TrialNet is offering T1D risk screening to blood relatives of someone with T1D through a blood test performed at no cost and available anywhere in the US. If there is a person with T1D in your family (defined as someone with diabetes diagnosed before age 40 who was started on insulin within the first year), then you or other relatives between the ages of 1 and 45 may be eligible for screening.

Family members who are identified at high risk through blood testing are offered close monitoring and, if eligible, the opportunity to participate in T1D prevention trials. 

We want to put an end to type 1 diabetes and need your help to do so. Click HERE to learn more about T1D risk screening and T1D prevention research. You can also call 1-800-425-8361 or email TrialNet for more information.

Kenalog-10
Minneapolis, MN

Dr. Maria Hordinsky, at the University of Minnesota is conducting a study examining the relationship between a commonly utilized treatment for alopecia areata, Kenalog-10 intralesional injections in combination with a filler

Otherwise healthy patients diagnosed with alopecia areata with over 50% of scalp involvement will be eligible for enrollment in this study.

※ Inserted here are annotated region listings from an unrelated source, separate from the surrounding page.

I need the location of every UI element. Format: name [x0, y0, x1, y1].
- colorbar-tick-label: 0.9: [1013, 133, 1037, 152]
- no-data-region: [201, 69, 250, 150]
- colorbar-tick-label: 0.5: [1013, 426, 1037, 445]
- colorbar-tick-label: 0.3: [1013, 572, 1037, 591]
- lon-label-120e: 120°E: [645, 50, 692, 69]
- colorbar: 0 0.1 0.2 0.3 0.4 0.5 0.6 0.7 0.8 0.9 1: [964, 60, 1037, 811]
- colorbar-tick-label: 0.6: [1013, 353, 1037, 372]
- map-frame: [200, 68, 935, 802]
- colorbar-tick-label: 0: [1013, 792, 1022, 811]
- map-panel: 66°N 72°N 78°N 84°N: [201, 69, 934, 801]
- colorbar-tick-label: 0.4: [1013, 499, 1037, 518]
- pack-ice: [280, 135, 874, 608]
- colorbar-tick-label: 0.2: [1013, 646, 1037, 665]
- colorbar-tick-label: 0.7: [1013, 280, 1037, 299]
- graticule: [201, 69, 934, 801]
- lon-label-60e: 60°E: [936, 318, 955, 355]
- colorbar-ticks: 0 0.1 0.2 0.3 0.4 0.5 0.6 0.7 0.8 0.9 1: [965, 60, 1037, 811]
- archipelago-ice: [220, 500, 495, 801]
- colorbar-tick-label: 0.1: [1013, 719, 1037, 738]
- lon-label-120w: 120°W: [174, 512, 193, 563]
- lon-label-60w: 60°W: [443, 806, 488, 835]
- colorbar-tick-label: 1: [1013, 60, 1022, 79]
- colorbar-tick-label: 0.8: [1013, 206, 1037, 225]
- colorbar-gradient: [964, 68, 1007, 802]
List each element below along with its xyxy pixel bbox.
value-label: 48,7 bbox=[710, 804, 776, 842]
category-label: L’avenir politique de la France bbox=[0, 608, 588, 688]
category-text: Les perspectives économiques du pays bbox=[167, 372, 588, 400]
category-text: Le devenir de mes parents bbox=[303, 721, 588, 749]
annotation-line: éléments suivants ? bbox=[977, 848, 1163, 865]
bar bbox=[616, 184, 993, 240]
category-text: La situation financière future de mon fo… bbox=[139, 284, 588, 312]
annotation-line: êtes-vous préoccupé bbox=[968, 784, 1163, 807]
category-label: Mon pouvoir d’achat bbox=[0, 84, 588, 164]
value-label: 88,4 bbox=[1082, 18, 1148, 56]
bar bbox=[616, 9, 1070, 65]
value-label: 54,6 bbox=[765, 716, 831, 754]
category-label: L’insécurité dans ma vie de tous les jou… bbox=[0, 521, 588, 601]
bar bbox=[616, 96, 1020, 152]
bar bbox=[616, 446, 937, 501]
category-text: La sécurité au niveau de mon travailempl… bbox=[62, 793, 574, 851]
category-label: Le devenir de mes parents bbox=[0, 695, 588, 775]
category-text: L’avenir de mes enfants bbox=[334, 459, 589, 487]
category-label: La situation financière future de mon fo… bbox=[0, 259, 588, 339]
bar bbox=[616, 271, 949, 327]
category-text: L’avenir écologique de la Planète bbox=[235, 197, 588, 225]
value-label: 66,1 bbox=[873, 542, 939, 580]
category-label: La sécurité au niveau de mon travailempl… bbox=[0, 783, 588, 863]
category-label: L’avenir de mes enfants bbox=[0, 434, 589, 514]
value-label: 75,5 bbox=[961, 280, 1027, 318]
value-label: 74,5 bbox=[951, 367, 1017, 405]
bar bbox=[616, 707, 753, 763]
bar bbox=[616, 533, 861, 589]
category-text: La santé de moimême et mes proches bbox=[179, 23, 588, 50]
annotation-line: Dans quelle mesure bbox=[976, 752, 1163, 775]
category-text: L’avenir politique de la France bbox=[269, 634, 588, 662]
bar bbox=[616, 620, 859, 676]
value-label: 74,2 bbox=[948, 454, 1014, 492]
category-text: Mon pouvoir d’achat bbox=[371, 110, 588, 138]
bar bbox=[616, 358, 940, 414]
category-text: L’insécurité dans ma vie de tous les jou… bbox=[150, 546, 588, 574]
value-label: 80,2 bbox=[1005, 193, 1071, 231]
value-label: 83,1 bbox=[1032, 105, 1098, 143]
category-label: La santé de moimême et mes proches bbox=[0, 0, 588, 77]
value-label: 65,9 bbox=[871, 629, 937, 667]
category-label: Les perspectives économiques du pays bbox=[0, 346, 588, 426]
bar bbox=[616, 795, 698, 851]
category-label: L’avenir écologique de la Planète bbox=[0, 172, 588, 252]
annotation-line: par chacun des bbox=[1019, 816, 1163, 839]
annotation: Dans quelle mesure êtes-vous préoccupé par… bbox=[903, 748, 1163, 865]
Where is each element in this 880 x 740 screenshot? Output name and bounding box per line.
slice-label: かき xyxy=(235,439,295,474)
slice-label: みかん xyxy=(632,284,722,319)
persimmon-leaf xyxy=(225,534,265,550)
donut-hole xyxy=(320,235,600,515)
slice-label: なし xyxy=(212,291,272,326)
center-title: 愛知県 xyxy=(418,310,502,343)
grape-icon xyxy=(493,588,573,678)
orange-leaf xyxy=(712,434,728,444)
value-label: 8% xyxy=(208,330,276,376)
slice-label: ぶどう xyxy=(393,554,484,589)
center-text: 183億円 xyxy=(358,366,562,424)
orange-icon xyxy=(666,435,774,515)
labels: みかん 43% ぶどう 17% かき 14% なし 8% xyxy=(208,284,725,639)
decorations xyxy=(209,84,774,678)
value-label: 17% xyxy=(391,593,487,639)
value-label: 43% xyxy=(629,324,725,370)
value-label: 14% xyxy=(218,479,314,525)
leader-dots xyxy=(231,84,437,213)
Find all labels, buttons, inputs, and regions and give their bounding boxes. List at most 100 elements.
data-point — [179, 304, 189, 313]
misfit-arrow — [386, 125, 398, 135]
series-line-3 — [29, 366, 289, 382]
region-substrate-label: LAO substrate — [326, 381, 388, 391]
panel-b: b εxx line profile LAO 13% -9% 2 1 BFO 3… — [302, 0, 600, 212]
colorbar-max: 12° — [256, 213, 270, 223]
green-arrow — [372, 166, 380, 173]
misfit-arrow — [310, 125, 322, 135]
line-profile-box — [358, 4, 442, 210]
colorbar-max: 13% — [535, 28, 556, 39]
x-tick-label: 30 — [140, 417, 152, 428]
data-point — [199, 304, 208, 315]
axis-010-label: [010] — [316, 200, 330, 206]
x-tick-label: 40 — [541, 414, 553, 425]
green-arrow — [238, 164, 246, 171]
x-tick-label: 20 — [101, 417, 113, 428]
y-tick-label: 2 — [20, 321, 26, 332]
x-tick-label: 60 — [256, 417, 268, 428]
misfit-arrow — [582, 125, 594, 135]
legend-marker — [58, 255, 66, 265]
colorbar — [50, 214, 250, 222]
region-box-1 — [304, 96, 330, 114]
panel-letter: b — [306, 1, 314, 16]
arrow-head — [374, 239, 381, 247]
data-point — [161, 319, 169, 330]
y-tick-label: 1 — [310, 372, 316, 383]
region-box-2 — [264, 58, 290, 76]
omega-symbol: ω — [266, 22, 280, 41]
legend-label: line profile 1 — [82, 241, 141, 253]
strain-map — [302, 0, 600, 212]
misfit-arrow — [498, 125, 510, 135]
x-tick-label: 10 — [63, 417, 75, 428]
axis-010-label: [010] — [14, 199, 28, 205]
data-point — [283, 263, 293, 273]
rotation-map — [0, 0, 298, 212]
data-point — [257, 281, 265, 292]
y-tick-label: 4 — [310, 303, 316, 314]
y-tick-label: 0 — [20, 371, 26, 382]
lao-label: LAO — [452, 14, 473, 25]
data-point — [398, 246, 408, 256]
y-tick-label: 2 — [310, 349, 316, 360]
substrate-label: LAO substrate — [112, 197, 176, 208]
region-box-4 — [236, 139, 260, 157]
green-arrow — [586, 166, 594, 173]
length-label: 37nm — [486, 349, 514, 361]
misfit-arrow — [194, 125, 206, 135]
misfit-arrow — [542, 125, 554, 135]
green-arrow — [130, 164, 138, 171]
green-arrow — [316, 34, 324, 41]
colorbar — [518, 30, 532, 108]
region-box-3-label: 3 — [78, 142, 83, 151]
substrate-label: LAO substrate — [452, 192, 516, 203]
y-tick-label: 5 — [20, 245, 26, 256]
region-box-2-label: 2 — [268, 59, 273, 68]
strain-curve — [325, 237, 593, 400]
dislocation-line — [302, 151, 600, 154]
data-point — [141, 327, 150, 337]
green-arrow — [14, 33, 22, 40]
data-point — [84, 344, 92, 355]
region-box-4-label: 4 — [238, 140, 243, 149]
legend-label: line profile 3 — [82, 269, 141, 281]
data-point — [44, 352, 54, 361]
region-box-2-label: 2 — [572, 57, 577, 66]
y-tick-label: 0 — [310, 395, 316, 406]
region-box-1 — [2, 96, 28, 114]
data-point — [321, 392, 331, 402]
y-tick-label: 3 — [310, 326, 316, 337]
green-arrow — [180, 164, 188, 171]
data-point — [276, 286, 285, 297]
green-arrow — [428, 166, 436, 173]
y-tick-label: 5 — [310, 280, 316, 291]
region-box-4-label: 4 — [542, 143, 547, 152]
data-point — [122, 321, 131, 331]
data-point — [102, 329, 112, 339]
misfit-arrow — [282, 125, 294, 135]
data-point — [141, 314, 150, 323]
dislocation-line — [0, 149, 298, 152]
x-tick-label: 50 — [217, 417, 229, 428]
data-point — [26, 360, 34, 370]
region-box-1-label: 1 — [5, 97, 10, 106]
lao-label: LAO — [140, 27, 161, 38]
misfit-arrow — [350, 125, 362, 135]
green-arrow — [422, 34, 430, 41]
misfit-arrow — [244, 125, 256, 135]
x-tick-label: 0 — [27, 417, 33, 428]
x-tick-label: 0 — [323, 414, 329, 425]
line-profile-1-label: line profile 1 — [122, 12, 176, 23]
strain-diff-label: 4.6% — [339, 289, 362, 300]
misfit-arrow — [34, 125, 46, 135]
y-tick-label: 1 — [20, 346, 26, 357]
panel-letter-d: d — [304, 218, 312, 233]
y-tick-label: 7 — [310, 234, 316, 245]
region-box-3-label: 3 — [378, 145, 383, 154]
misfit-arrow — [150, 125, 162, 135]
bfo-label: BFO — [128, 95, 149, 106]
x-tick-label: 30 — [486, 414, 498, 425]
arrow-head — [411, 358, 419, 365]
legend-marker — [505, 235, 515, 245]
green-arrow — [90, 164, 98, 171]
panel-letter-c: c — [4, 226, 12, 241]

Those enrolled will undergo intralesional Kenalog-10 (triamcinolone acetonide10mg/mL) and filler injections every 6 weeks for a period 12 weeks. This period will be followed by a 6 injection-free, follow-up visit. This study will advance the understanding of the effects of this highly utilized therapy in combination with a filler.

For more information or if you would like to be involved, please contact the University of Minnesota Department of Dermatology:

Kathleen Kane
612-624-5721
krkane@umn.edu

ClinicalTrials.gov

ClinicalTrials.gov offers up-to-date information for locating federally and privately supported clinical trials for a wide range of diseases and conditions. A clinical trial (also clinical research) is a research study in human volunteers to answer specific health questions. Interventional trials determine whether experimental treatments or new ways of using known therapies are safe and effective under controlled environments. Observational trials address health issues in large groups of people or populations in natural settings.

Visit this website to review clinical trials that are enrolling around the country on alopecia areata and other diseases.

Disclaimer:
NAAF provides research notices as an informational service to its members. NAAF is not conducting the study. This information does not represent a NAAF endorsement, but rather makes you aware that clinical studies are available for your participation if you choose. If you are presently under the care of a physician for alopecia areata, or other conditions, you should discuss this study with your doctor before altering your treatment program. NAAF is not responsible for any adverse outcomes.